Siedlecki and the two aides that accompanied him brought along the facts and figures that they said justify the closing of the Lawrence office, but for the people of Lawrence and Douglas County, the closure decision and the process by which that decision was reached still don’t add up.
Initially, SRS said it wouldn’t eliminate any of the 87 positions at the Lawrence office. However, on Tuesday, Siedlecki promised only that there would be “no layoffs.” If Lawrence employees quit rather than move to another office, their positions might be eliminated unless they are considered “critical.”
There will be no reduction in local services, Siedlecki and his aides said. The county will continue to be served full-time by SRS workers that handle child in need of care cases. If someone offers SRS some free office space, they will try to have caseworkers available locally a couple of days a week. It’s not unusual, they say, for local entities to provide free space to SRS.
And they hope more people will use the Internet to access services. Statewide, only about 16 percent of SRS services currently are accessed on the Internet, but they want that to increase.
They say the are working with local “stakeholders” like Bert Nash Community Mental Health Center to help ease the transition. Have agencies like Bert Nash and the Lawrence Community Shelter expressed concern about the added responsibility their agencies will have to help clients access SRS services? No, we haven’t really heard that, the SRS officials said. That message came through loud and clear at a public meeting Monday night at Plymouth Congregational Church, but no state SRS officials attended.
The process by which this decision was reached is frustrating to many local residents. Siedlecki said his office didn’t seek local input during the decision-making process because legislators and others across the state would have risen up in defense of their local offices. That probably was a safe assumption, considering that more than 500 people attended Monday night’s meeting organized by local legislators.
So rather than seeking input from local officials or perhaps considering a more moderate approach to downsizing the Lawrence office, SRS officials simply decided to announce the closing and deal with the details later. Siedlecki said on Monday that “we really want to work with the community to make sure that we do have adequate coverage.”
It’s unfortunate that state SRS officials didn’t do a better job of working with the community before this decision was handed down.
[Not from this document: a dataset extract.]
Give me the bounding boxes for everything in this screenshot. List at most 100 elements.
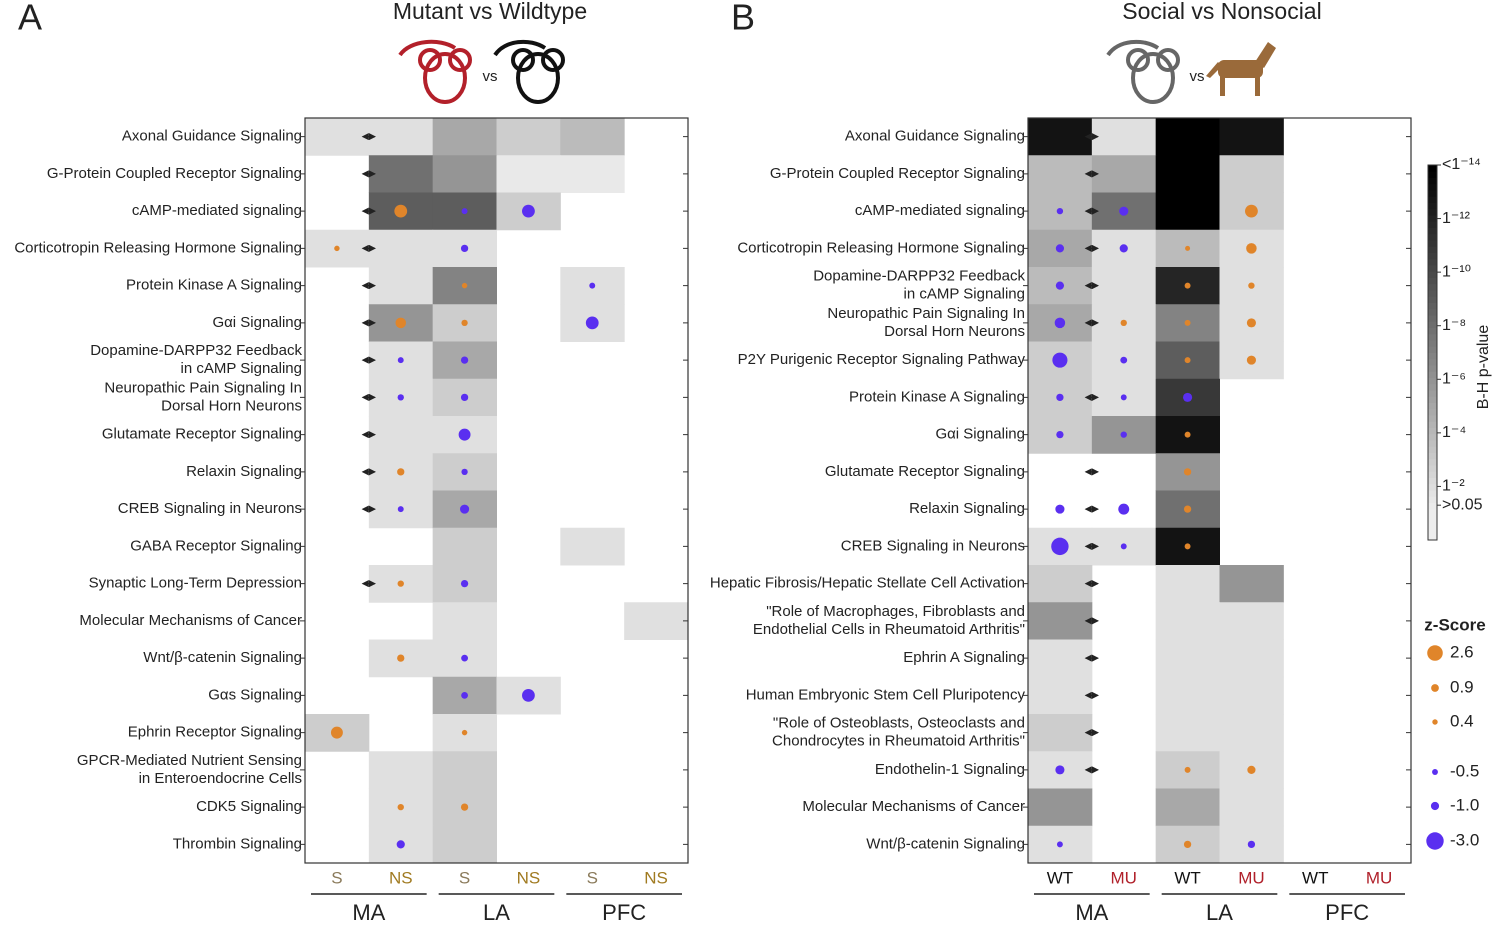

We hope they will try harder in the future.
According to Siedlecki, there is no possibility that the state will reconsider the closing of the Lawrence SRS office. If the decision stands, local officials and nonprofit agencies will have little choice but to try to work with state officials to minimize the negative impact on Lawrence and its residents. They currently do an outstanding job of providing and coordinating needed services for local residents who face a number of physical, mental and financial challenges. That job apparently will become far more difficult in the months to come.